An important part of my Sixth Step work is practicing gratitude. The more I give thanks for my life as it is, the more I can accept the healing that allows me to change and grow. By recognizing and cultivating my abilities, I am increasingly willing to let go of my defects.

This Step is a lesson in patience, but as I see my life opening up before me in new directions, I do finally become ready to have God remove all my defects of character.

Today’s Reminder

“Progress, not perfection” applies to my readiness to let go of my defects, as well as to other parts of my Al-Anon program. One day at a time, I make progress in readiness.
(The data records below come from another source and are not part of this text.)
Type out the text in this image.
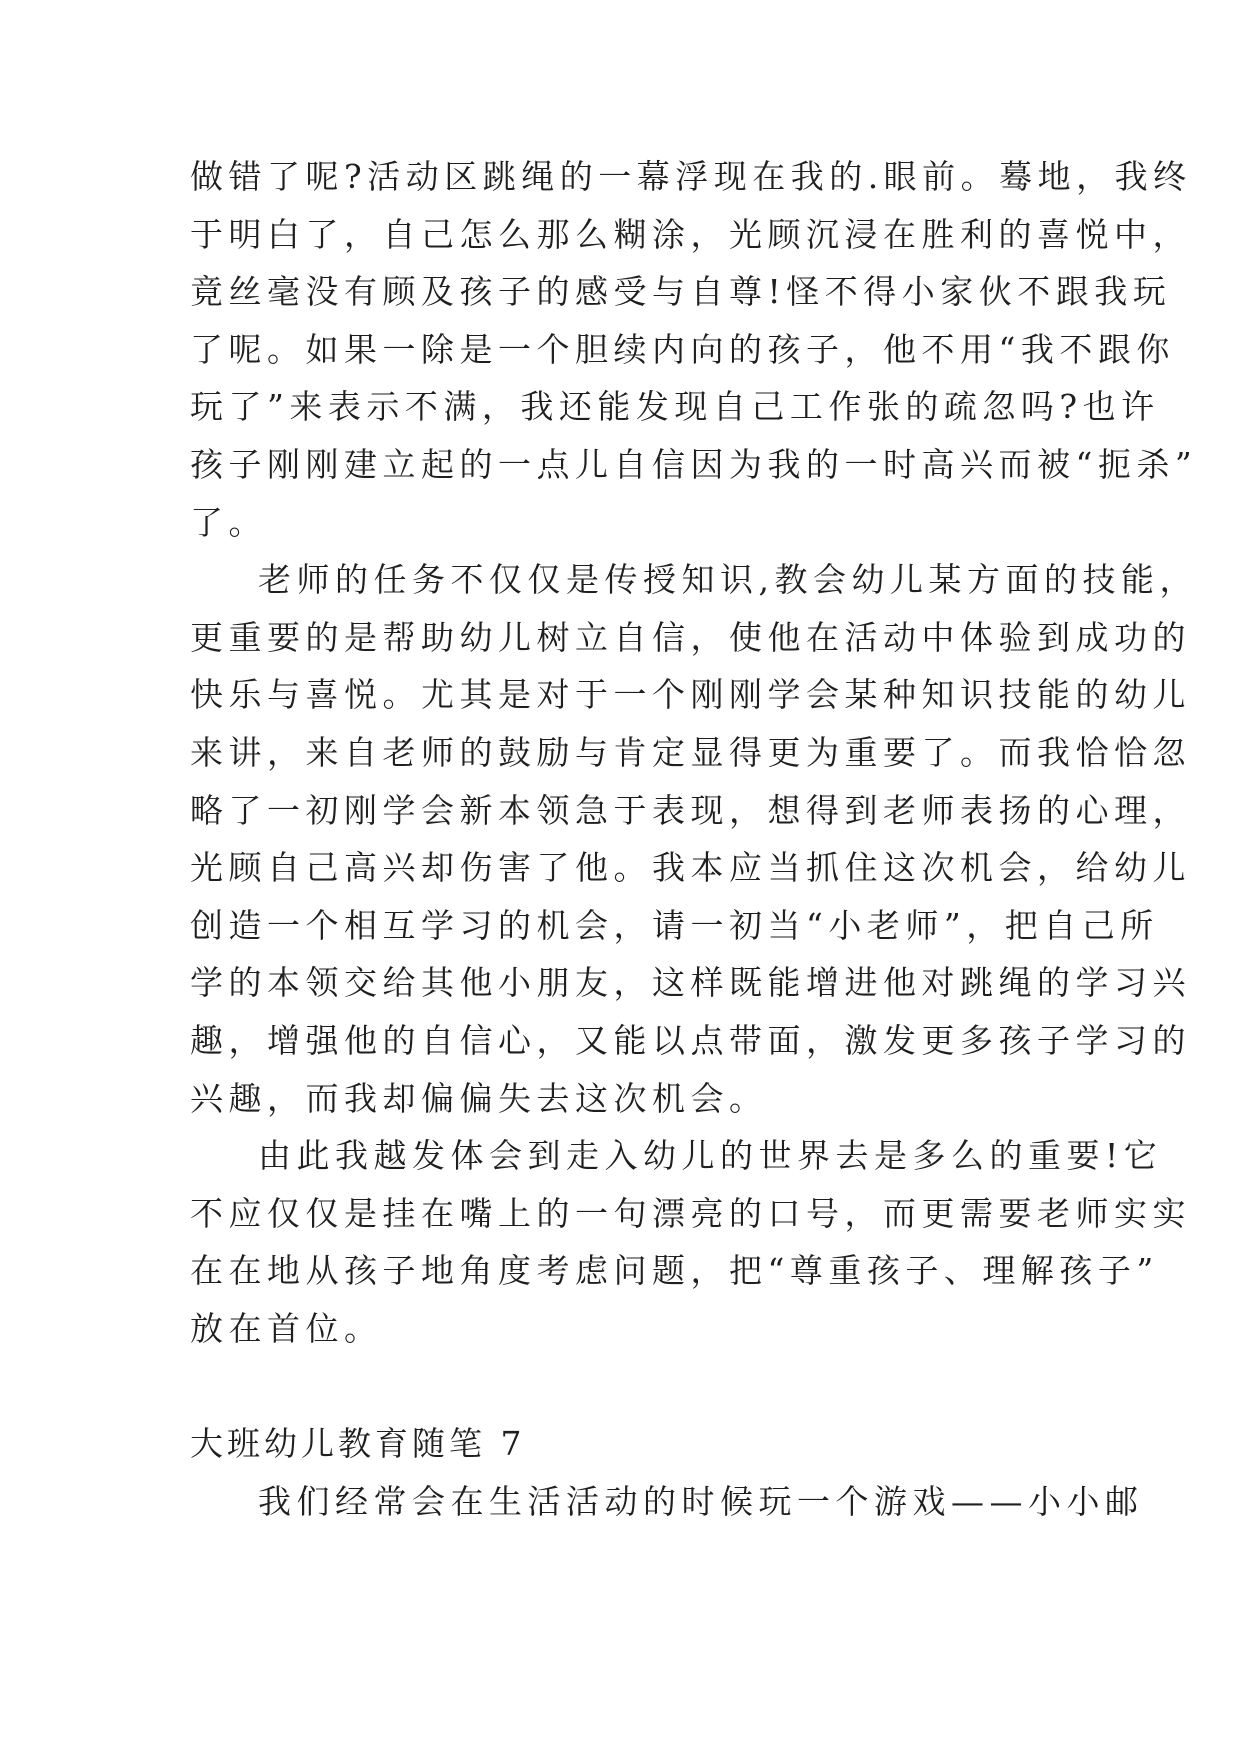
做错了呢?活动区跳绳的一幕浮现在我的.眼前。蓦地，我终
于明白了，自己怎么那么糊涂，光顾沉浸在胜利的喜悦中，
竟丝毫没有顾及孩子的感受与自尊!怪不得小家伙不跟我玩
了呢。如果一除是一个胆续内向的孩子，他不用“我不跟你
玩了”来表示不满，我还能发现自己工作张的疏忽吗?也许
孩子刚刚建立起的一点儿自信因为我的一时高兴而被“扼杀”
了。
老师的任务不仅仅是传授知识,教会幼儿某方面的技能，
更重要的是帮助幼儿树立自信，使他在活动中体验到成功的
快乐与喜悦。尤其是对于一个刚刚学会某种知识技能的幼儿
来讲，来自老师的鼓励与肯定显得更为重要了。而我恰恰忽
略了一初刚学会新本领急于表现，想得到老师表扬的心理，
光顾自己高兴却伤害了他。我本应当抓住这次机会，给幼儿
创造一个相互学习的机会，请一初当“小老师”，把自己所
学的本领交给其他小朋友，这样既能增进他对跳绳的学习兴
趣，增强他的自信心，又能以点带面，激发更多孩子学习的
兴趣，而我却偏偏失去这次机会。
由此我越发体会到走入幼儿的世界去是多么的重要!它
不应仅仅是挂在嘴上的一句漂亮的口号，而更需要老师实实
在在地从孩子地角度考虑问题，把“尊重孩子、理解孩子”
放在首位。
大班幼儿教育随笔 7
我们经常会在生活活动的时候玩一个游戏——小小邮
“Step Six is my chance to cooperate with God. My goal is to make myself ready to let go of my faults and let God take care of the rest.”
~ Alateen—a day at a time

END OF QUOTE—————————————

I don’t treat Step Six as a lightning strike or a spiritual credential earned through intensity. Instead, readiness is something accrued—earned slowly through lived effort, missteps, and the humility of repetition. This is spiritual honesty at work. I am not going to wait to feel holy enough to change; I commit to changing until readiness quietly catches up.

Gratitude is not a polite accessory to recovery. It is an active solvent. By giving thanks for life as it actually is—not as I wish it were—I create the internal conditions where change can occur without violence. Gratitude softens the grip of self-attack. It allows defects to loosen naturally, not because they are condemned, but because they are no longer needed for survival.

There is an important reversal here: I do not become grateful after defects are removed; gratitude itself becomes the mechanism of readiness. As I recognize and cultivate my abilities, defects lose their authority. They are revealed not as moral failures, but as outdated strategies—once useful, now burdensome.

Patience emerges as the quiet discipline of this Step. Not passive waiting, but a willingness to remain in process without demanding immediate transformation. I notice my life opening “in new directions,” which suggests that readiness is not merely subtraction (removal of defects), but expansion—more room to move, choose, and respond.

When I invoke “progress, not perfection,” it does not land as slogan or self-soothing. It reads as a lived measurement tool. Readiness itself becomes something you practice one day at a time. Some days I am more willing, some days less—but the commitment is to return, not to arrive.

What this reflection ultimately reveals is a mature relationship with God: not a God who fixes me once I qualify, but a Higher Power who works with my consent, at my pace, through gratitude, patience, and incremental courage.

This is Step Six as craftsmanship—quiet, honest, and enduring.